We often hear about the reliability of certain methods, tests, or algorithms, and the idea is presented to us based on certain metrics, such as accuracy, precision, or recall. But, what differences are there between these metrics, and why do they expose us to several of them? Is it better to use one or the other depending on the context? Is there a metric that works for everything and is better than the rest? Read on, and you will know the answer to all these questions.

Confusion matrix

First of all, we must understand a basic concept when we have a test that predicts positives and negatives: the confusion matrix. A confusion matrix tells us the performance of our algorithm or test, where the rows are the actual data and the columns the predictions (or vice versa).

As can be seen, the confusion matrix tells us, for the real positives and negatives, how many have been predicted as positive and how many as negative. Each of the values ​​within the matrix has a name, which are the following:

TP = True Positive. Real: Covid | Prediction: Covid

FN = False Negative. Real: Covid | Prediction: No Covid

FP = False Positive. Real: No Covid | Prediction: Covid

TN = True Negative. Real: No Covid | Prediction: No Covid

Once this table is understood, we can review the most important metrics.

Accuracy

Accuracy tells you what percentage of the predictions are correct.

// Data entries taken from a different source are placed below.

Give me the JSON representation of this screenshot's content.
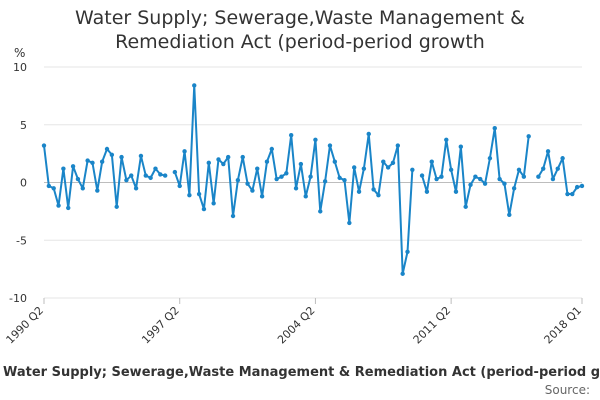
{
  "chart_data": {
    "type": "line",
    "title_lines": [
      "Water Supply; Sewerage,Waste Management &",
      "Remediation Act (period-period growth"
    ],
    "ylabel": "%",
    "ylim": [
      -10,
      10
    ],
    "yticks": [
      10,
      5,
      0,
      -5,
      -10
    ],
    "xtick_labels": [
      {
        "label": "1990 Q2",
        "index": 0
      },
      {
        "label": "1997 Q2",
        "index": 28
      },
      {
        "label": "2004 Q2",
        "index": 56
      },
      {
        "label": "2011 Q2",
        "index": 84
      },
      {
        "label": "2018 Q1",
        "index": 111
      }
    ],
    "n_points": 112,
    "series": [
      {
        "name": "Water Supply; Sewerage, Waste Management & Remediation Act (period-period growth)",
        "color": "#1a85c8",
        "values": [
          3.2,
          -0.3,
          -0.5,
          -2.0,
          1.2,
          -2.2,
          1.4,
          0.3,
          -0.5,
          1.9,
          1.7,
          -0.7,
          1.8,
          2.9,
          2.4,
          -2.1,
          2.2,
          0.2,
          0.6,
          -0.5,
          2.3,
          0.6,
          0.4,
          1.2,
          0.7,
          0.6,
          null,
          0.9,
          -0.3,
          2.7,
          -1.1,
          8.4,
          -1.0,
          -2.3,
          1.7,
          -1.8,
          2.0,
          1.6,
          2.2,
          -2.9,
          0.2,
          2.2,
          -0.1,
          -0.7,
          1.2,
          -1.2,
          1.8,
          2.9,
          0.3,
          0.5,
          0.8,
          4.1,
          -0.5,
          1.6,
          -1.2,
          0.5,
          3.7,
          -2.5,
          0.1,
          3.2,
          1.8,
          0.4,
          0.2,
          -3.5,
          1.3,
          -0.8,
          1.2,
          4.2,
          -0.6,
          -1.1,
          1.8,
          1.3,
          1.7,
          3.2,
          -7.9,
          -6.0,
          1.1,
          null,
          0.6,
          -0.8,
          1.8,
          0.3,
          0.5,
          3.7,
          1.1,
          -0.8,
          3.1,
          -2.1,
          -0.2,
          0.5,
          0.3,
          -0.1,
          2.1,
          4.7,
          0.3,
          -0.1,
          -2.8,
          -0.5,
          1.1,
          0.5,
          4.0,
          null,
          0.5,
          1.2,
          2.7,
          0.3,
          1.2,
          2.1,
          -1.0,
          -1.0,
          -0.4,
          -0.3
        ]
      }
    ]
  },
  "footer": {
    "title": "Water Supply; Sewerage,Waste Management & Remediation Act (period-period grow",
    "source_label": "Source:",
    "source_value": ""
  }
}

$$Accuracy = \frac{TP + TN} {All ~ the ~ predictions} = \frac{TP + TN} {TP + TN + FP + FN} $$

This metric may seem very good at first glance, but it has a weak point. When your data set is unbalanced (many more real cases of positive than negative or vice versa) it loses reliability. Suppose we have a data set of 100 patients, and only 1 has Covid-19. And suppose, also, that the test tells us that none of them have it:

We would be talking about an accuracy of 99%, but it could be possible that our test is not capable of detecting positives. We need metrics capable of detecting false positive and false negative errors. We need the precision, the recall, and, ultimately, the F1-score.

Precision

Precision is a metric that tells us the following: from the positive predictions I have made, what percentage are positive.

$$ Precision = \frac {TP} {Positive ~ predictions} = \frac {TP} {TP + FP} $$

This metric is useful when the cost of a false positive is high. For example, if your system detects if an email is spam, a false positive could send a non-spam email to the spam folder, which is an error that can lead to the loss of important information.

Recall

Recall, as opposed to precision, is useful when the cost of a false negative is high. It tells us: of all the positive cases, what percentage has hit the test.

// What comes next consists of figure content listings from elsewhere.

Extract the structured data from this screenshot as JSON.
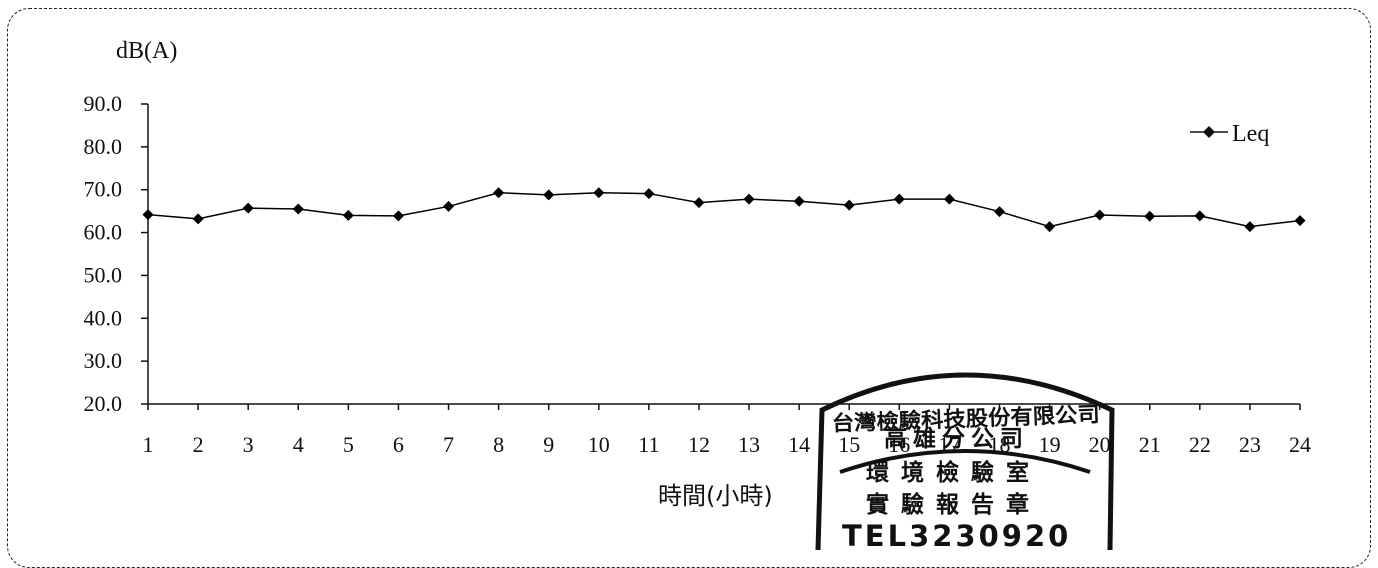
{
  "chart_data": {
    "type": "line",
    "ylabel": "dB(A)",
    "xlabel": "時間(小時)",
    "categories": [
      "1",
      "2",
      "3",
      "4",
      "5",
      "6",
      "7",
      "8",
      "9",
      "10",
      "11",
      "12",
      "13",
      "14",
      "15",
      "16",
      "17",
      "18",
      "19",
      "20",
      "21",
      "22",
      "23",
      "24"
    ],
    "yticks": [
      "20.0",
      "30.0",
      "40.0",
      "50.0",
      "60.0",
      "70.0",
      "80.0",
      "90.0"
    ],
    "ylim": [
      20,
      90
    ],
    "grid": false,
    "legend_position": "top-right",
    "series": [
      {
        "name": "Leq",
        "color": "#000000",
        "marker": "diamond",
        "values": [
          64.2,
          63.2,
          65.7,
          65.5,
          64.0,
          63.9,
          66.1,
          69.3,
          68.8,
          69.3,
          69.1,
          67.0,
          67.8,
          67.3,
          66.4,
          67.8,
          67.8,
          64.9,
          61.4,
          64.1,
          63.8,
          63.9,
          61.4,
          62.8
        ]
      }
    ]
  },
  "stamp": {
    "line1": "台灣檢驗科技股份有限公司",
    "line2": "高雄分公司",
    "line3": "環境檢驗室",
    "line4": "實驗報告章",
    "line5": "TEL3230920"
  }
}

$$ Recall = \frac {TP} {Real ~ positives} = \frac {TP} {TP + FN} $$

For example, in a test to detect Covid-19, a false negative (saying that the patient does not have covid when they really do have it) has a very high cost, such as the life of one or more people.

F1-score

After reading about accuracy and recall it is natural that the following question arises: What if I want a metric that strikes a balance between accuracy and recall and penalizes both false positives and false negatives?

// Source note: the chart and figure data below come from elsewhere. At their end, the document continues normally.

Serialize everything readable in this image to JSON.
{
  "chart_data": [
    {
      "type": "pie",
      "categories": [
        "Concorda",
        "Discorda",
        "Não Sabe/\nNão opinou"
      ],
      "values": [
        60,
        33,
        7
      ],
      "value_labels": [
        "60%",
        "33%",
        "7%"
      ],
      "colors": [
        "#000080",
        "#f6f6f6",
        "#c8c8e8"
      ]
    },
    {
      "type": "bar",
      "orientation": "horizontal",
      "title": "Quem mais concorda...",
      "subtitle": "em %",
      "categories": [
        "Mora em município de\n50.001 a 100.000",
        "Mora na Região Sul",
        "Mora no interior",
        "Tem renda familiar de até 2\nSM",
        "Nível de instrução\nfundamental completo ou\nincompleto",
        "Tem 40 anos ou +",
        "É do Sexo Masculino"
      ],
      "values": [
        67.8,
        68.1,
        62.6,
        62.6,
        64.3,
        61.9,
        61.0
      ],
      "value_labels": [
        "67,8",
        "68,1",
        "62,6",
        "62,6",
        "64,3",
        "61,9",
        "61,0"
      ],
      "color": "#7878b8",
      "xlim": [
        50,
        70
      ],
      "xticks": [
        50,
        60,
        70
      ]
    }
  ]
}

Suppose we have several tests, all with different precision and recall metrics, and we want to find the best of them taking both metrics into account equally (that is, penalizing false positives and false negatives equally). For this case we have the F1-score, whose formula is:

$$ F1 = 2\times\frac{Precision \times Recall}{Precision + Recall}$$

As we can see from the formula, the F1-score seeks a balance between precision and recall. If one of the two metrics has a very low value, the F1-score drops drastically. For example, in the extreme case where the precision or recall is 0, the result would be 0 regardless of the other metric.

Conclusion

After reading about all the metrics, the answer to “What metric do I use?” is clear: the F1-score is the most complete when evaluating our test since it takes into account false negatives and false positives. Only in the case of having a context in which one of the two errors is clearly fatal, should recall or precision be used to evaluate our test. On the other hand, even evaluating with the F1-score, it is interesting to expose both the precision and the recall, to see in more detail what type of error is made more often.